Professor Jack Hynds has extensive experience in dealing with complex electronic systems used in the automotive field. He recently retired from Jaguar Land Rover where he held the position of Group Chief Electrical Engineer. Jack read Electronics and Physics at Loughborough University with an industrial placement at British Railways research centre. Upon graduation he spent a year abroad in Finland working for an electronics company and then returned to the UK to work for Girling Ltd., part of the Lucas Group. During this period he gained practical experience in the design and development of electronic test equipment and eventually took on the management of the test facilities.
In 1983 he joined Jaguar Cars Ltd holding a number of management positions within the Electrical Engineering department and was promoted to the Chief Engineer in 1998. Upon the amalgamation of Jaguar and Land Rover in 2002 he was appointed Group Chief Electrical Engineer. As such he has led a large department of qualified engineers dealing with complex system designs used on luxury cars handling as many as 30 programmes at any one time. This often involved international co-operation with other automotive companies and suppliers with the objective of achieving efficiencies in the development of appropriate technologies. He specifically steered the development of the processes used (e.g. CAE, Simulation, Hardware In the Loop) and the quality tools needed for successful outcomes. In the light of rapid changes in technology the focus on the education and training of those who worked for him has been a constant theme. Jack was theExecutive Champion for JLR’s acclaimed Technical Accreditation Scheme and he still maintains an active part in its development.
Being passionate about education he chaired the successful intercompany Coventry Education Action Zone and Business Forums. He also served for 7 years as a Trustee on the Jaguar staff pension scheme.
Professor Hynds was appointed in 2010 as Visiting Professor in Integrated Systems Design at Aston University sponsored by The Royal Academy of Engineering. Taking into account his wide experience of industry, dealing with large international organisations both as original equipment manufacturers or suppliers he is keen to put into the industrial context the subject matter of the courses undertaken by the students at Aston.

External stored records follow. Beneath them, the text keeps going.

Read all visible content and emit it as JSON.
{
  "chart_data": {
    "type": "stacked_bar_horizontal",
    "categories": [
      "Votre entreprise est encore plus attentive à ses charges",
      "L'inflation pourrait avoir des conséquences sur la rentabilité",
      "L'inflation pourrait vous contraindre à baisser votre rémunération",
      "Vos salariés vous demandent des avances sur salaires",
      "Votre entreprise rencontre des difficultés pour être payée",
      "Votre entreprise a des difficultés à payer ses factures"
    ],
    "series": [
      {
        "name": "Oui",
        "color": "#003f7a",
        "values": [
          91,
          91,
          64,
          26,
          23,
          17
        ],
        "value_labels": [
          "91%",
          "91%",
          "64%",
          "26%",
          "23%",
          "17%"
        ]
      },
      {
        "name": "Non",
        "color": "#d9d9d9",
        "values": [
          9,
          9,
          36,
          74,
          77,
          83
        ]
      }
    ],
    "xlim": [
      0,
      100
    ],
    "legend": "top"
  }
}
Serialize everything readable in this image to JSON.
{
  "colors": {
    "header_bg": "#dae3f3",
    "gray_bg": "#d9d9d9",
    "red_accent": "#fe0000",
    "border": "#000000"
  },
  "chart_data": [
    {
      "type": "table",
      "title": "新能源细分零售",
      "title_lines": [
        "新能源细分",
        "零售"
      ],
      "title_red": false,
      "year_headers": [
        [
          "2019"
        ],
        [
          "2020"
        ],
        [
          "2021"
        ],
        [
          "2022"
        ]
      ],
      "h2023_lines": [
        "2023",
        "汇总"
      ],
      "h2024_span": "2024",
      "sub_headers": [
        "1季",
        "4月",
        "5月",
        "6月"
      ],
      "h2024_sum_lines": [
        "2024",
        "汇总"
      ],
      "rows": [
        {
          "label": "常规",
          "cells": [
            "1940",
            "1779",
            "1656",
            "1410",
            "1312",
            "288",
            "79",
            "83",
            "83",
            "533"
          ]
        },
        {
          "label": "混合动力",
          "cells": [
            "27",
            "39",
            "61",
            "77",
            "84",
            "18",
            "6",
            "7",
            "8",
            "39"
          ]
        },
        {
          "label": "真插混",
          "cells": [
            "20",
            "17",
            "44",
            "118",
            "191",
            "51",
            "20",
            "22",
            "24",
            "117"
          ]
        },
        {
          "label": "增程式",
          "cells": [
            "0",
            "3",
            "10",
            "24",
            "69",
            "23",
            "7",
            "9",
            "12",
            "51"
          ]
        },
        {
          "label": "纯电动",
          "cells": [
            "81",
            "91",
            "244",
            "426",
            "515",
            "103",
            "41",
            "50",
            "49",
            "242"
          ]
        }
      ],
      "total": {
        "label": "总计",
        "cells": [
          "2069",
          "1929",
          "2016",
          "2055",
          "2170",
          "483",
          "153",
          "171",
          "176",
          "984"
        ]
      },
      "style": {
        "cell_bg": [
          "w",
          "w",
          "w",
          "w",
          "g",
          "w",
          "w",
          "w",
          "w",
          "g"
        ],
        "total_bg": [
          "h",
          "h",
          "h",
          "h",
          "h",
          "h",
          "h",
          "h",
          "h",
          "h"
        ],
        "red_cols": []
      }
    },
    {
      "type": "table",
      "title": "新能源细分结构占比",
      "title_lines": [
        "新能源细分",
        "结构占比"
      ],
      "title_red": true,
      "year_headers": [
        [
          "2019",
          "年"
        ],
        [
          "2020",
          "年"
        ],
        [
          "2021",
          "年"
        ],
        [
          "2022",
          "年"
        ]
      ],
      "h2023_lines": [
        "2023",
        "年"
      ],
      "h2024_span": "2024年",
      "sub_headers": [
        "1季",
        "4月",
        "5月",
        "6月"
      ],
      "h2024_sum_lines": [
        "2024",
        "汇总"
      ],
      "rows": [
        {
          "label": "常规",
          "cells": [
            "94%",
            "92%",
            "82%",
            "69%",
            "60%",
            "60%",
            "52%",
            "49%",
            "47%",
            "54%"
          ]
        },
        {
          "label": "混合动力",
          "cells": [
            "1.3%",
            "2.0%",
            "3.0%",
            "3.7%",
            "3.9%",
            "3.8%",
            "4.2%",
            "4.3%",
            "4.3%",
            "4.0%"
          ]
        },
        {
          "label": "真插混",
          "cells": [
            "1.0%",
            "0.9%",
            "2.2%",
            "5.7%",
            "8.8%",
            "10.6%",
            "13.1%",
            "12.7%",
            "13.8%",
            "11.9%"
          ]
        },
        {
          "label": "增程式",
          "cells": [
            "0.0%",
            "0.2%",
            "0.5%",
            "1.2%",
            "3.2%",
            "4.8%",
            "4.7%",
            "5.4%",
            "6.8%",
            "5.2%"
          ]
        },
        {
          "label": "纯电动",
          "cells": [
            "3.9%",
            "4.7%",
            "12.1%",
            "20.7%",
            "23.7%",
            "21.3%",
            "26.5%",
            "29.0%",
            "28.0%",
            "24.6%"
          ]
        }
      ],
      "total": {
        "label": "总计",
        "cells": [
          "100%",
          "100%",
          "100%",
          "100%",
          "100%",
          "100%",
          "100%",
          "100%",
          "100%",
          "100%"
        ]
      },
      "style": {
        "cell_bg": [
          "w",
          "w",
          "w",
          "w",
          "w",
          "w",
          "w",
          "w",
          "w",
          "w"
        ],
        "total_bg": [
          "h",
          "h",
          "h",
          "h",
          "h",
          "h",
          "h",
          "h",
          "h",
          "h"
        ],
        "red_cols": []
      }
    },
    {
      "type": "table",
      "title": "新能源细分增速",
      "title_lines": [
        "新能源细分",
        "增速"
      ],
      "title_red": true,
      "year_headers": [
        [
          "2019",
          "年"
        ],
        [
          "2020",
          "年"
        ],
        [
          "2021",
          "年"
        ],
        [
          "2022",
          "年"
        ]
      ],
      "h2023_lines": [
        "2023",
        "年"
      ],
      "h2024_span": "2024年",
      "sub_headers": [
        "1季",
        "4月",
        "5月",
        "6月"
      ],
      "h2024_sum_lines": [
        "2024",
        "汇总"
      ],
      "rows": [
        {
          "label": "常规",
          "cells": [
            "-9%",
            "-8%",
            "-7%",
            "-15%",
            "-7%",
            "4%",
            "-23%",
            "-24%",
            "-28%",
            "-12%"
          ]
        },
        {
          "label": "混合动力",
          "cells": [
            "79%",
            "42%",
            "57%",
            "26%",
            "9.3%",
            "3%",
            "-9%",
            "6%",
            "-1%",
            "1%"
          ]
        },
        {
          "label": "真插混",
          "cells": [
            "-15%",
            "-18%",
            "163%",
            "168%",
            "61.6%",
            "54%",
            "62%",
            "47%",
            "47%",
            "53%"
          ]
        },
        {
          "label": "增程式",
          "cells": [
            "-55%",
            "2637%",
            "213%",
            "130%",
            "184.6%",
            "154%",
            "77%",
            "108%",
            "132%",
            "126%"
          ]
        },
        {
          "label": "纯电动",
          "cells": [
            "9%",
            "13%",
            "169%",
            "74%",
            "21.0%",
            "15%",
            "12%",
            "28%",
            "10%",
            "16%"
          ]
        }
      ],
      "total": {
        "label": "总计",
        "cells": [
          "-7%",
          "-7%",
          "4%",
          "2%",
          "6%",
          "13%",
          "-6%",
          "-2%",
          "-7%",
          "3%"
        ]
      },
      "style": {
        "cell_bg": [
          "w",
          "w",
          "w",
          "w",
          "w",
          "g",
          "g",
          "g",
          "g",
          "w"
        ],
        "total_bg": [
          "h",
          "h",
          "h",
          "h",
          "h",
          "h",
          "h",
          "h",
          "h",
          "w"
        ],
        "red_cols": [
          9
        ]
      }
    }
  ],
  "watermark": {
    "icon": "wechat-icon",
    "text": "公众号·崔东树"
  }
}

Specifically his focus is to stress how good design practice follows a coherent process (Design V) supplement within a backbone of defined project management process. Both these processes are intertwined and rely on quality philosophies supported with a host of quality tools. Considering how complex the world of system designs are becoming with the impact of software and the rapid changes in technology his mantra is “to leverage a quality result use the right quality tool at the right time”.